Если забыть, что тебе пятнадцать и грудь растет не по дням, а по часам, и если не вспоминать, как неделю назад бритый под «бокс» Витька Каурин прижал к стенке и залез, гад, под непривычный телу, а потому ненавистный лифчик, то вполне можно жить. А если не думать о вчерашней подножке, которую подставила подруге из параллельного класса, в результате чего 9 «А» взял кубок первенства школы по баскетболу, да еще учесть, что скоро тебя покажут по телику как самую юную, но перспективную баскетболистку города, то жить можно радостно! Что я и делала. Иногда. Время же, свободное от «иногда», я проводила рядом с мамой.

Я была никудышней дочкой, забывала ее кормить, чем Людка меня постоянно и попрекала. Она ж не знала, что моим любимым занятием в ее отсутствие было сидеть на полу, положив голову на колени матери. Когда «опекунша» приходила, я как ни в чем не бывало валялась на кровати и листала дешевый журнальчик: ни за что на свете я бы не показала Людке, что вытворяю без нее. Она считала меня черствой и называла сухарем. Я не спорила. Лишь бы не в детдом, откуда до «психушки» два часа езды. В том, что мать отправят именно туда, я не сомневалась: она никого не узнавала, ничего не соображала и пускала пузыри. К тому же, не двигалась.
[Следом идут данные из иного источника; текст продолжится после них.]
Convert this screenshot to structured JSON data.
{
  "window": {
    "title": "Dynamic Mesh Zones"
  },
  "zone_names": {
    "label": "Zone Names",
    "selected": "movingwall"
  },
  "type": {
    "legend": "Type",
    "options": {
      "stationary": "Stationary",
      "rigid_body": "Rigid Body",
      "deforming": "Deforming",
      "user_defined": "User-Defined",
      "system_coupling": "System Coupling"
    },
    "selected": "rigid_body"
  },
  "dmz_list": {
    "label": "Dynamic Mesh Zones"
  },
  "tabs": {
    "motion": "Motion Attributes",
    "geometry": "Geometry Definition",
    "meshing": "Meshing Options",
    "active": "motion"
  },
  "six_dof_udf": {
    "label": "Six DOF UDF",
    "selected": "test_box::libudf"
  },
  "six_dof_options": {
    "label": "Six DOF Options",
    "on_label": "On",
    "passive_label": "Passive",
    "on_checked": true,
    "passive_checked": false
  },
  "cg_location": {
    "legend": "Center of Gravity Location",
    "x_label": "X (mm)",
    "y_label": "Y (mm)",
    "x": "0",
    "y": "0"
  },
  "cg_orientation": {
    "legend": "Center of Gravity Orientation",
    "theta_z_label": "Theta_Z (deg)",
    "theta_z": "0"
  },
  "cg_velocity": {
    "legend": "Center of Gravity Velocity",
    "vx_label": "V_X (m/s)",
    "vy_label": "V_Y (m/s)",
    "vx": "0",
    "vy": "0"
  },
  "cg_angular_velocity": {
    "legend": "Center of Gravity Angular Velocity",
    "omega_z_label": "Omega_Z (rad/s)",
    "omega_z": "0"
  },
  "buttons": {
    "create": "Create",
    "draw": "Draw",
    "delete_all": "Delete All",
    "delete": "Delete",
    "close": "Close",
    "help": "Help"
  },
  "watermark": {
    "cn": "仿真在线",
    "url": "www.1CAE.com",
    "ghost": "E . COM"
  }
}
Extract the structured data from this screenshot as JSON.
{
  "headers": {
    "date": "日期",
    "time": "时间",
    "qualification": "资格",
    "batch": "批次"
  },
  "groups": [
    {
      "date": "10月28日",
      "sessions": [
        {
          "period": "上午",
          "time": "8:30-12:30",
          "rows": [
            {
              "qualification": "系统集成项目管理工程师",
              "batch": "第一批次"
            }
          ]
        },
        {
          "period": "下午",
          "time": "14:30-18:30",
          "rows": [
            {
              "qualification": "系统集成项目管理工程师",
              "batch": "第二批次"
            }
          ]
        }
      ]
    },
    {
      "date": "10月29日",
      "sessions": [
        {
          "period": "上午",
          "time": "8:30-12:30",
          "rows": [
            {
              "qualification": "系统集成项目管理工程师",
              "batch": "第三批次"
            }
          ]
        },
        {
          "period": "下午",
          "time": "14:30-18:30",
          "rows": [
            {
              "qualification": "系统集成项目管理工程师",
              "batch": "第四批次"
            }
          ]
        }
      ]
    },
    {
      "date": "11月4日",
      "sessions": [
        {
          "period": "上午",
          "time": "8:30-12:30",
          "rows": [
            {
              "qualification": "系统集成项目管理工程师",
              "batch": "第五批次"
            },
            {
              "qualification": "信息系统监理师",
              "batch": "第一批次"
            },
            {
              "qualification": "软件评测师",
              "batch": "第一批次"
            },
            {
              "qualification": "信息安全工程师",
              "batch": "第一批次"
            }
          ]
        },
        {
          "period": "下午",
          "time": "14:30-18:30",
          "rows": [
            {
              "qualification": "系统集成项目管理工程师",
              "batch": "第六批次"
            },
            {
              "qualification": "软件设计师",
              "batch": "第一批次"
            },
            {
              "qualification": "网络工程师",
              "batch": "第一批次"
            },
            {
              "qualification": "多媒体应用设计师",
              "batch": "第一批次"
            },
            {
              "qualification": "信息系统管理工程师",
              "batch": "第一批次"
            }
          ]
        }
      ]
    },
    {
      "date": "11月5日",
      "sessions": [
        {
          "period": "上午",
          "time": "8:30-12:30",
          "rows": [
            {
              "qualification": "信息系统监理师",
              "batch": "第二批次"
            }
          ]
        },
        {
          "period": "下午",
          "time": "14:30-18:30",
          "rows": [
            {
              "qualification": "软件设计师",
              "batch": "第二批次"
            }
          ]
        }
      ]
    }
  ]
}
Той ночью я видела у Людки жиденькую пачку долларов: она совала их врачу «скорой», уговаривая не сообщать в милицию. А он смотрел на мои трясущиеся руки и молчал. Хороший дядька, хоть и лысый. Никому ничего не сказал — даже когда я «толсто намекнула» ему про то, что Людка мне — никто. А он думал, сестра… и хотел жениться. Суетились, канителились, но я все-таки помешала. Ну, об этом уже говорилось.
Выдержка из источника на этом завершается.